Questo orizzonte temporale rappresenta una tutela molto ampia per la dipendente e qualora il datore di lavoro procede al licenziamento dalla dipendente senza giusta causa, il disposto dell’articolo 54 del Decreto Legislativo 151 del 2001 stabilisce che il licenziamento è totalmente nullo e che il datore di lavoro deve procedere alla reintegra della dipendente nel posto di lavoro e a corrispondere le mensilità non percepite.
Ma il datore di lavoro non può mai licenziare il dipendente in maternità?
Le disposizioni di legge attualmente in vigore non prevedono però un divieto assoluto per il datore di lavoro di licenziare il dipendente in maternità.
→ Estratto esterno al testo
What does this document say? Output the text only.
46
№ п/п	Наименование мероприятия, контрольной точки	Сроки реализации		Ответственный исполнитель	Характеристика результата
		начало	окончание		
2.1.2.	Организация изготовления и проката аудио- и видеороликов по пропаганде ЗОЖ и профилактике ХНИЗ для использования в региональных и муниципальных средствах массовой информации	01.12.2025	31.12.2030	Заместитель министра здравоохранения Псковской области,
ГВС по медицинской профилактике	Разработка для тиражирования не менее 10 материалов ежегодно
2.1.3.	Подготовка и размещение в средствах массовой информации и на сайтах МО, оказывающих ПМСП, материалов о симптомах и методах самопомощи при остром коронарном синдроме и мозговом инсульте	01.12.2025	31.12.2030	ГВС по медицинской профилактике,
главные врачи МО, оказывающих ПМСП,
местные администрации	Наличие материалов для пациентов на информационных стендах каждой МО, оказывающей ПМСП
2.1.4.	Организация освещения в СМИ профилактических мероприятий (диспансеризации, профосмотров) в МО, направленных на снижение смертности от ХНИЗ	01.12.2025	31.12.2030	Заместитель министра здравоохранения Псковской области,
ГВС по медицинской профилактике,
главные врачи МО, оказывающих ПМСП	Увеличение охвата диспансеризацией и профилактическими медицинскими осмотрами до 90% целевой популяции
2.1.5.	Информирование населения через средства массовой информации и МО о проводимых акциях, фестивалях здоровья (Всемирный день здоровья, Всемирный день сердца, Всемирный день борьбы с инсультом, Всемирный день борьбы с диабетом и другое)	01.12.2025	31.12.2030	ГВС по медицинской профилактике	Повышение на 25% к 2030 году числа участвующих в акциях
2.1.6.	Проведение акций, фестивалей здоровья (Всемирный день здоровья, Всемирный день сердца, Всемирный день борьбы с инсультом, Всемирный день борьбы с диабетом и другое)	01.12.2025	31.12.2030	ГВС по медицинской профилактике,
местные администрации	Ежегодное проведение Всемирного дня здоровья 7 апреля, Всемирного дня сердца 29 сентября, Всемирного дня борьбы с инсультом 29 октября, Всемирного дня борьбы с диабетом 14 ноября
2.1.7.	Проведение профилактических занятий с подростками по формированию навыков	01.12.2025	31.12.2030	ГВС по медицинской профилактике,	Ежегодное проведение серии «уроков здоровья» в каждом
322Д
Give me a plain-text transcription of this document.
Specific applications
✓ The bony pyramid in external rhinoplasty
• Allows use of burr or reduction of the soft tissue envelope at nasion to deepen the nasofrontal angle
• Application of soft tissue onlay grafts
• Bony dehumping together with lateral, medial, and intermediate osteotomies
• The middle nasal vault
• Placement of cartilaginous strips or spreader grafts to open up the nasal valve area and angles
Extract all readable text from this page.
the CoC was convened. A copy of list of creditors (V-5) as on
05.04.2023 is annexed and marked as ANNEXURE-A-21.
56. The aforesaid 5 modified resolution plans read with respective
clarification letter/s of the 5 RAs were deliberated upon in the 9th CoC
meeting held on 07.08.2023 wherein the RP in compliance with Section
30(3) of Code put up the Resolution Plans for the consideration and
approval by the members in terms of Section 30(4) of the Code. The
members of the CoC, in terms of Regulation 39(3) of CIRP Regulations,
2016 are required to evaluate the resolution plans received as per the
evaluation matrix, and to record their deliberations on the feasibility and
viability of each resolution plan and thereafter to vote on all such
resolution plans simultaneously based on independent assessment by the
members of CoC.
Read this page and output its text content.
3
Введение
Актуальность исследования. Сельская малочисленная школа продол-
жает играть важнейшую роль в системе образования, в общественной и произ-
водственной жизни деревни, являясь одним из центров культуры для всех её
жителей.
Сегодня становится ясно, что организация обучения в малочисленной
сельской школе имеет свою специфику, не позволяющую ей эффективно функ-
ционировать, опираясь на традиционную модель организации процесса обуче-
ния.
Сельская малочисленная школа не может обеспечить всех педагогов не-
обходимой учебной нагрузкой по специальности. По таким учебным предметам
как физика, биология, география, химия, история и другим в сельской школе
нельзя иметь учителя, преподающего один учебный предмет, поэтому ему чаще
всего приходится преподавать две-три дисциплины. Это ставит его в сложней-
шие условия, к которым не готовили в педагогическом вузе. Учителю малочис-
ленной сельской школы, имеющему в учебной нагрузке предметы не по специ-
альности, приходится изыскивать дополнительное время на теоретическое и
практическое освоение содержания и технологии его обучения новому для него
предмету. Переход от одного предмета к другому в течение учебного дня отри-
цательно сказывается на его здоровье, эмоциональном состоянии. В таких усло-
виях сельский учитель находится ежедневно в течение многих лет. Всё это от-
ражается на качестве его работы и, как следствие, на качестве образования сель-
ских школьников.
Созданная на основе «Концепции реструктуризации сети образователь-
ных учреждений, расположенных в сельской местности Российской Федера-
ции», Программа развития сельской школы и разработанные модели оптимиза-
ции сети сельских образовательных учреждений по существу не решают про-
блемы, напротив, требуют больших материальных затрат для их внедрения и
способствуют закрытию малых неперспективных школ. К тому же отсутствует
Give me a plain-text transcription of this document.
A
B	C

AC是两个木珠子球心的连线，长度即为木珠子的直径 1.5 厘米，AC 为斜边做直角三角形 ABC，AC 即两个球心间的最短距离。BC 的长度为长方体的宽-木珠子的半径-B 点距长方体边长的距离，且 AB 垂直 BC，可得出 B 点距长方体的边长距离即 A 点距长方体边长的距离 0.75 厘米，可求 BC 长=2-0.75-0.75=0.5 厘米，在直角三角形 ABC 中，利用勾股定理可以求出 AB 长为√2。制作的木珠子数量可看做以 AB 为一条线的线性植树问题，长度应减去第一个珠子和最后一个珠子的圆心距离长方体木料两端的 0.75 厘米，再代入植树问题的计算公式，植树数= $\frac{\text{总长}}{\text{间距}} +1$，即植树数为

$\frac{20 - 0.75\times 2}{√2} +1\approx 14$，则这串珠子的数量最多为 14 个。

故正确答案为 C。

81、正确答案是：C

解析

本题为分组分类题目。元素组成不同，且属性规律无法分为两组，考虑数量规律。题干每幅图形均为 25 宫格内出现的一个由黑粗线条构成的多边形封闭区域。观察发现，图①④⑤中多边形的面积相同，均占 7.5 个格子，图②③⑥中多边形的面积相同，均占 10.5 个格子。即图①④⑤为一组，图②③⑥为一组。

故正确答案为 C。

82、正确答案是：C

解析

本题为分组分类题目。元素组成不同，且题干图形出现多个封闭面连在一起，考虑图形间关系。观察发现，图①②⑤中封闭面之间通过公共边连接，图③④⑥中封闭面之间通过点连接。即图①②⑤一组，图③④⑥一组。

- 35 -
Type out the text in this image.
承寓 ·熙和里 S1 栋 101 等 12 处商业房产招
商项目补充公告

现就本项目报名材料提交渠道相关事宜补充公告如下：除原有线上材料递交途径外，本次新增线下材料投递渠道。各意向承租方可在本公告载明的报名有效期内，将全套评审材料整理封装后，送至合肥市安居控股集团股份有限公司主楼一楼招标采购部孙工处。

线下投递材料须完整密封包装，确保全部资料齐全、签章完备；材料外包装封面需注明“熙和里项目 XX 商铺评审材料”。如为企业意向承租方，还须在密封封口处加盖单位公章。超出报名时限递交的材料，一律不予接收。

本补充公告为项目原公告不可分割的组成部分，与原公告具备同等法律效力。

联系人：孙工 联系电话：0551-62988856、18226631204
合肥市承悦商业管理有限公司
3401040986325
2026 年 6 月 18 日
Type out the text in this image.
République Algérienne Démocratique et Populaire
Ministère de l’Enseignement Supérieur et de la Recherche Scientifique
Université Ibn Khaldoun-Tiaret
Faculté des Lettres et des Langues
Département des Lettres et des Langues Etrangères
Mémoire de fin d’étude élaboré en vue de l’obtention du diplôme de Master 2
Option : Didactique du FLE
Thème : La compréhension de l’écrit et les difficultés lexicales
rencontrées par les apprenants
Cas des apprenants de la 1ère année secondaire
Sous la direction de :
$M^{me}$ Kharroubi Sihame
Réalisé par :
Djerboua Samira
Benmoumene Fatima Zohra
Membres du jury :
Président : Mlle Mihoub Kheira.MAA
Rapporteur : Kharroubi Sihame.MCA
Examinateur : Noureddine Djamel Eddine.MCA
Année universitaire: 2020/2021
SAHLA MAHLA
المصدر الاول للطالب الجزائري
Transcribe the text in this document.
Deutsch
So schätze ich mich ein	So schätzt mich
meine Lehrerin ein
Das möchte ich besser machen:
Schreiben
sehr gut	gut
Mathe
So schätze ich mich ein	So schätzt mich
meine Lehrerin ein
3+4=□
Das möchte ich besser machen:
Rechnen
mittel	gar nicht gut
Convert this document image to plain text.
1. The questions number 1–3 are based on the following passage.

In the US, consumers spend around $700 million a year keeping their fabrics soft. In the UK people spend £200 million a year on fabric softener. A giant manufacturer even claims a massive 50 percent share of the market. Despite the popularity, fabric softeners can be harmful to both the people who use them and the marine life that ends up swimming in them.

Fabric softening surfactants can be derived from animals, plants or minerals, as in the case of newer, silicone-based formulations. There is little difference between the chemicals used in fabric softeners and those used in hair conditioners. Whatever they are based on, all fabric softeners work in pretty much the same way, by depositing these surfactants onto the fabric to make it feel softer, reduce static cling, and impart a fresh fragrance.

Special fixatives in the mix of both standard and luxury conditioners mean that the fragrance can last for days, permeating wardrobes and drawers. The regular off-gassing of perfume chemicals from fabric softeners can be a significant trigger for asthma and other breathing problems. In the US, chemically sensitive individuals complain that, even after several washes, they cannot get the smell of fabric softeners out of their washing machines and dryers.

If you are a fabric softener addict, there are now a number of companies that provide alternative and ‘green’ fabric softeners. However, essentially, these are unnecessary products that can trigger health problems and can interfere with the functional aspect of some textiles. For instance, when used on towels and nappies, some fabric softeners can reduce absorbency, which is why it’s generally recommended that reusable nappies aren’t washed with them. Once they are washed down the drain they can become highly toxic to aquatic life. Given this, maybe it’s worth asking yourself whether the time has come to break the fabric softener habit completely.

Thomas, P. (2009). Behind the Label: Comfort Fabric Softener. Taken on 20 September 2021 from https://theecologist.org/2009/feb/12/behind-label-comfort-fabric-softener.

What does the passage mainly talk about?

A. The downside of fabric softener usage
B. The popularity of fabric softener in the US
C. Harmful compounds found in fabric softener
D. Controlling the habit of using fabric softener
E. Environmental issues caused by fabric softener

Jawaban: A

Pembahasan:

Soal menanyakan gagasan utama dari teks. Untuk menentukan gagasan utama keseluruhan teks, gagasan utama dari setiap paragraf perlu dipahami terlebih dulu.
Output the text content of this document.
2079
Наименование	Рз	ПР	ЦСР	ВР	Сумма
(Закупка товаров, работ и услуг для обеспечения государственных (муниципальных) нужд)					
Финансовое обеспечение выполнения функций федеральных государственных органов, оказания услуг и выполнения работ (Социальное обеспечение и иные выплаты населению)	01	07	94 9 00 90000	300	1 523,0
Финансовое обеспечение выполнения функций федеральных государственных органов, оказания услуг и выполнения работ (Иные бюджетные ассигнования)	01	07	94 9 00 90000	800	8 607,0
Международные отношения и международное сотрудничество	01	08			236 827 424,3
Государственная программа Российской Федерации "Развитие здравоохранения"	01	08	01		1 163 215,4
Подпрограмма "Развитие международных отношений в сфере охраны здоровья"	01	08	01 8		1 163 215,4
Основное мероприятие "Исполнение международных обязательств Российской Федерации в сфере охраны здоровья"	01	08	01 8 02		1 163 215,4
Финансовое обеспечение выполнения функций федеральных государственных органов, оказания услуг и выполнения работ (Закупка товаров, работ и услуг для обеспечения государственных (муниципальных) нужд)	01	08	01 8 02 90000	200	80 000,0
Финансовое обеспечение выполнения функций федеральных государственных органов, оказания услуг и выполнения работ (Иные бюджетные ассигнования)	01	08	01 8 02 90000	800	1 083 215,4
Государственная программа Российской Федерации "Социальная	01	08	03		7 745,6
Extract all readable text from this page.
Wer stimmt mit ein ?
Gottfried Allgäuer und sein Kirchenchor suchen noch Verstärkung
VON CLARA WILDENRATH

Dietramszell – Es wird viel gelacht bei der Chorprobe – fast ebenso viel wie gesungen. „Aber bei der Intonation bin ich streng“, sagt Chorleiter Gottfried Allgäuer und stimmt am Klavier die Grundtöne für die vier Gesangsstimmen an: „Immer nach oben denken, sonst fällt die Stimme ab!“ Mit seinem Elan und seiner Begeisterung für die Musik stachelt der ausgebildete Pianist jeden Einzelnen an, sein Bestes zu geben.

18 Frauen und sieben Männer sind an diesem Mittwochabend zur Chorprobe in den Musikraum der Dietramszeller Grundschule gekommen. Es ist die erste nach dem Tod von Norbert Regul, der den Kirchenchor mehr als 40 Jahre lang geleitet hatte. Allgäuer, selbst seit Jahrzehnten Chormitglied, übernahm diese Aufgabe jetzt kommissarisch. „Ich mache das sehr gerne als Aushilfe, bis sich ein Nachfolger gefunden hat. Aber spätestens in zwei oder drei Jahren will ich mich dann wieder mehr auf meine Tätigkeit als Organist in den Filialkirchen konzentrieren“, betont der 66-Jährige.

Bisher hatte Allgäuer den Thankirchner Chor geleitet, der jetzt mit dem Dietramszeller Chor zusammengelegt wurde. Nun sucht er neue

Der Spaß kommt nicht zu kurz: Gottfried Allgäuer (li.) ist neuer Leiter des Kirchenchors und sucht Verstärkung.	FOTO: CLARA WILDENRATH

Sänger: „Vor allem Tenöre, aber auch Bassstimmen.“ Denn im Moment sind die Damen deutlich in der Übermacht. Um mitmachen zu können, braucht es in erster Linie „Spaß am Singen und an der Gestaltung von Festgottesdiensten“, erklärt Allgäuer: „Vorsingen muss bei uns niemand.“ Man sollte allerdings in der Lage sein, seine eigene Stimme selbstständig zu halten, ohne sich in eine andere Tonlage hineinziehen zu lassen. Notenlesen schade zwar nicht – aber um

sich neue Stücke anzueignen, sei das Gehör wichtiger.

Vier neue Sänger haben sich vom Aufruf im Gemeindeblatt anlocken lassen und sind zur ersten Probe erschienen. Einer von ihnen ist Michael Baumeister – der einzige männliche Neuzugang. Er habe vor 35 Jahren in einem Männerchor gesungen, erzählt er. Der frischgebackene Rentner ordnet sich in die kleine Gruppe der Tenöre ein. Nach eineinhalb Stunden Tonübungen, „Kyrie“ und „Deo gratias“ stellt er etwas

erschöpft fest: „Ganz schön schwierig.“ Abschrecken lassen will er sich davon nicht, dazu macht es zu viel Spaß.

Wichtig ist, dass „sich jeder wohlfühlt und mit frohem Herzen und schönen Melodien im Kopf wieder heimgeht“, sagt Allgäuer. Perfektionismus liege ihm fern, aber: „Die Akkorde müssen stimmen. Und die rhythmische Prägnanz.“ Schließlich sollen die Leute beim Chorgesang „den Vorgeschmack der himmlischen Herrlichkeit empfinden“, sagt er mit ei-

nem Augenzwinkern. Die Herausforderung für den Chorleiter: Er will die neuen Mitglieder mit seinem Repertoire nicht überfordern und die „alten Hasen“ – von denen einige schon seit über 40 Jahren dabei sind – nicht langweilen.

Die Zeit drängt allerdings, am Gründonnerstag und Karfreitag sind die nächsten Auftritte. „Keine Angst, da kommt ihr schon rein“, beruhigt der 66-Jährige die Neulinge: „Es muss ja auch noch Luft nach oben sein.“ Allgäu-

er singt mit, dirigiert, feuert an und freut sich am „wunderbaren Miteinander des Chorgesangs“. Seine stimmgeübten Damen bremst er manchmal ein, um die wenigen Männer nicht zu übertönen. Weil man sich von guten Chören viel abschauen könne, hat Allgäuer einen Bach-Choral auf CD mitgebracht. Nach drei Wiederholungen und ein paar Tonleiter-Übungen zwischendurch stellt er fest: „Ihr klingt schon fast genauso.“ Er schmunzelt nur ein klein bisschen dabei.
Infatti, il sopra citato articolo 54, oltre a stabilire le ipotesi di nullità del licenziamento, prevede anche i casi in cui si possa procedere al licenziamento.
Il dipendente in maternità, infatti, può essere soggetto a licenziamento nei casi in cui è incorso in provvedimenti disciplinari per colpa grave, oppure in caso di una giusta causa per risolvere il rapporto di lavoro. Cerchiamo di capire meglio come orientarsi in questa giungla normativa.
Differenza tra giusta causa e giustificato motivo
Innanzitutto è fondamentale comprendere la differenza tra giusta causa e giustificato motivo. Nella prima fattispecie si fanno rientrare quei provvedimenti disciplinari particolarmente gravi che comportano che non possa più esistere un rapporto di fiducia tra datore di lavoro e lavoratore dipendente; in tal caso il datore di lavoro può procedere al licenziamento immediato senza preavviso.
Per giustificato motivo, si intendono invece talune ipotesi di inadempienze gravi ma non in misura tale da poter procedere al licenziamento senza preavviso. Ma non sono solo i casi di provvedimenti disciplinari che possono giustificare il licenziamento del dipendente in maternità. Si pensi ad esempio ai casi di totale cessione dell’impresa. Specifichiamo meglio. Se il datore di lavoro cede la sua attività a terzi in maniera totale, il licenziamento è valido mentre se dovesse procedere alla cessione di un solo ramo d’azienda allora in licenziamento è da ritenersi nullo.
Questo perché se il datore di lavoro decide di esternalizzare parte delle sue attività, questa non si può considerare come giusta causa per procedere al licenziamento del dipendente in maternità. Anche in questa ipotesi è prevista la reintegra e la corresponsione delle mensilità arretrate. Allo stesso modo è illegittimo il licenziamento che viene effettuato esclusivamente per esigenze di riorganizzazione tecniche, produttive e organizzative.